The company, chiefed by Tucows and Hostopia founder Colin Campbell, also said it has raised $7 million to bring the TLD to market.
Its two rivals for the string were portfolio applicants Donuts and Merchant Law Group. The auction was designed by Cramton Associates and managed by Innovative Auctions of Hong Kong.
Neither competing applicant has had their withdrawals, assuming they’ve been submitted, processed by ICANN yet.
None of the applications were subject to formal objections or Governmental Advisory Committee meddling, giving the successful bidder a relatively clear run at delegation and launch.
.CLUB Domains said in a press release:

Domains like www.golf.club, www.poker.club, and www.book.club should hit the market in late 2013 or early 2014. In addition to acting as the worldwide .CLUB registry, the company has plans to offer .CLUB domain name registrants a web and mobile social platform designed specifically for member engagement and management, making it easy for clubs of any kind to establish themselves on the internet.

According to its application, the registry plans to target:

1. Social Clubs, 2. Sporting Clubs 3. Special Interest/Hobby Clubs, 4. Country Clubs 5. Buying Clubs, 6. Fraternities and Sororities, 7. Personal Clubs, 8. Professional Clubs, 9.School Clubs, 10. Service Clubs, and 11. Night Clubs.

That said, .CLUB does not plan to implement any registration restrictions; .club will be completely open.
The applicant has chosen Neustar to provide its back-end registry.

Tucows co-founder takes hard line on .club gTLD

Kevin Murphy, February 20, 2012, Domain Registries

.CLUB Domains LLC says it has secured funding for its .club generic top-level domain application, and says it is ready to go to an ICANN auction if necessary.
CEO Colin Campbell, a Tucows co-founder, blogged today that the funding deal comes along with “contingent financing… to ensure the company wins the top level domain in an auction.”
Apparently a few other companies have privately revealed that they are also applying for .club, but .CLUB Domains claims that it has no intention of negotiating with them.
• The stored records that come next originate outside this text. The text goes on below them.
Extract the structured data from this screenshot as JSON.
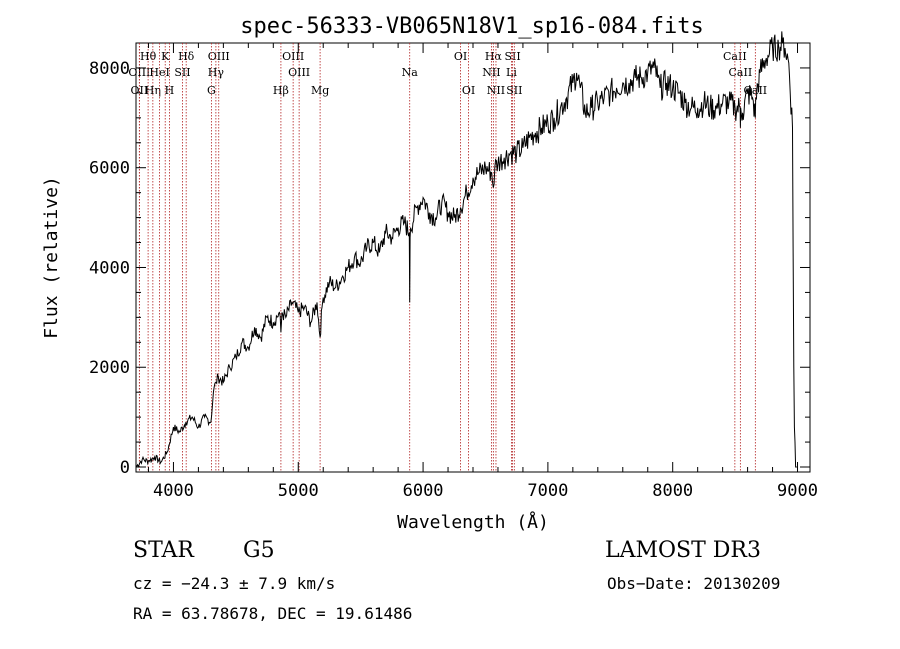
{
  "chart_data": {
    "type": "line",
    "title": "spec-56333-VB065N18V1_sp16-084.fits",
    "xlabel": "Wavelength (Å)",
    "ylabel": "Flux (relative)",
    "xlim": [
      3700,
      9100
    ],
    "ylim": [
      -100,
      8500
    ],
    "xticks": [
      4000,
      5000,
      6000,
      7000,
      8000,
      9000
    ],
    "yticks": [
      0,
      2000,
      4000,
      6000,
      8000
    ],
    "grid": false,
    "series": [
      {
        "name": "spectrum",
        "x": [
          3700,
          3750,
          3800,
          3850,
          3900,
          3950,
          4000,
          4050,
          4100,
          4150,
          4200,
          4250,
          4300,
          4320,
          4340,
          4360,
          4400,
          4450,
          4500,
          4550,
          4600,
          4650,
          4700,
          4750,
          4800,
          4850,
          4861,
          4870,
          4900,
          4950,
          5000,
          5050,
          5100,
          5150,
          5175,
          5190,
          5200,
          5250,
          5300,
          5350,
          5400,
          5450,
          5500,
          5550,
          5600,
          5650,
          5700,
          5750,
          5800,
          5850,
          5890,
          5893,
          5896,
          5900,
          5950,
          6000,
          6050,
          6100,
          6150,
          6200,
          6250,
          6300,
          6350,
          6400,
          6450,
          6500,
          6550,
          6563,
          6575,
          6600,
          6650,
          6700,
          6750,
          6800,
          6850,
          6900,
          6950,
          7000,
          7050,
          7100,
          7150,
          7200,
          7230,
          7260,
          7300,
          7350,
          7400,
          7450,
          7500,
          7550,
          7600,
          7650,
          7700,
          7750,
          7800,
          7850,
          7880,
          7900,
          7950,
          8000,
          8050,
          8100,
          8150,
          8200,
          8250,
          8300,
          8350,
          8400,
          8450,
          8500,
          8540,
          8542,
          8545,
          8560,
          8600,
          8640,
          8662,
          8665,
          8700,
          8750,
          8800,
          8850,
          8880,
          8900,
          8930,
          8960,
          8970,
          8975,
          8980,
          8985,
          8990,
          8995
        ],
        "values": [
          0,
          150,
          120,
          200,
          100,
          300,
          800,
          700,
          900,
          1000,
          800,
          1000,
          900,
          1500,
          1700,
          1800,
          1700,
          2000,
          2200,
          2500,
          2400,
          2800,
          2600,
          3000,
          2900,
          3100,
          2700,
          3100,
          3000,
          3300,
          3100,
          3200,
          2900,
          3300,
          2600,
          3200,
          3400,
          3700,
          3600,
          3800,
          4000,
          4200,
          4100,
          4400,
          4500,
          4300,
          4700,
          4600,
          4800,
          4900,
          4700,
          3300,
          4600,
          4800,
          5200,
          5400,
          5100,
          5000,
          5300,
          5100,
          5000,
          5200,
          5500,
          5800,
          5900,
          6000,
          5900,
          5600,
          6000,
          6100,
          6200,
          6300,
          6300,
          6400,
          6600,
          6700,
          6800,
          6900,
          7000,
          7200,
          7400,
          7700,
          7900,
          7600,
          7100,
          7200,
          7300,
          7400,
          7500,
          7600,
          7700,
          7700,
          7800,
          7800,
          7900,
          8000,
          7800,
          7600,
          7700,
          7600,
          7500,
          7300,
          7200,
          7200,
          7300,
          7200,
          7200,
          7300,
          7300,
          7200,
          7200,
          6800,
          7200,
          7100,
          7500,
          7400,
          7000,
          7400,
          7900,
          8200,
          8400,
          8400,
          8500,
          8400,
          8100,
          6800,
          2000,
          800,
          500,
          0,
          0,
          0
        ]
      }
    ],
    "lines": [
      {
        "label": "OIII",
        "x": 3727,
        "row": 2
      },
      {
        "label": "Hθ",
        "x": 3797,
        "row": 1
      },
      {
        "label": "OII",
        "x": 3727,
        "row": 3
      },
      {
        "label": "Hη",
        "x": 3835,
        "row": 3
      },
      {
        "label": "HeI",
        "x": 3889,
        "row": 2
      },
      {
        "label": "K",
        "x": 3934,
        "row": 1
      },
      {
        "label": "H",
        "x": 3968,
        "row": 3
      },
      {
        "label": "SII",
        "x": 4072,
        "row": 2
      },
      {
        "label": "Hδ",
        "x": 4102,
        "row": 1
      },
      {
        "label": "OIII",
        "x": 4363,
        "row": 1
      },
      {
        "label": "Hγ",
        "x": 4340,
        "row": 2
      },
      {
        "label": "G",
        "x": 4304,
        "row": 3
      },
      {
        "label": "Hβ",
        "x": 4861,
        "row": 3
      },
      {
        "label": "OIII",
        "x": 4959,
        "row": 1
      },
      {
        "label": "OIII",
        "x": 5007,
        "row": 2
      },
      {
        "label": "Mg",
        "x": 5175,
        "row": 3
      },
      {
        "label": "Na",
        "x": 5893,
        "row": 2
      },
      {
        "label": "OI",
        "x": 6300,
        "row": 1
      },
      {
        "label": "OI",
        "x": 6364,
        "row": 3
      },
      {
        "label": "Hα",
        "x": 6563,
        "row": 1
      },
      {
        "label": "NII",
        "x": 6548,
        "row": 2
      },
      {
        "label": "NII",
        "x": 6584,
        "row": 3
      },
      {
        "label": "SII",
        "x": 6717,
        "row": 1
      },
      {
        "label": "Li",
        "x": 6708,
        "row": 2
      },
      {
        "label": "SII",
        "x": 6731,
        "row": 3
      },
      {
        "label": "CaII",
        "x": 8498,
        "row": 1
      },
      {
        "label": "CaII",
        "x": 8542,
        "row": 2
      },
      {
        "label": "CaII",
        "x": 8662,
        "row": 3
      }
    ]
  },
  "info": {
    "class_label": "STAR",
    "subclass": "G5",
    "survey": "LAMOST DR3",
    "redshift": "cz = −24.3 ± 7.9 km/s",
    "obs_date": "Obs−Date: 20130209",
    "coords": "RA =  63.78678, DEC =  19.61486"
  }
}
Campbell wrote:

Unfortunately ICANN’s process has encouraged some speculators to apply for the gTLD with no intention of actually running the top level domain but simply negotiating with legitimate operators. We have been approached by a number of companies who are applying for .Club. Our belief is that is best not to negotiate with these companies or individuals but win the name through an open and fair auction process.

This is a prime example of why revealing new gTLD plans before April 12 may not be the best business strategy — they invite competition from insiders who want a piece of your action.
Whether .CLUB Domains’s hard-line stance on competing applications will help reduce the field for .club — or whether rivals will try to call its bluff — remains to be seen.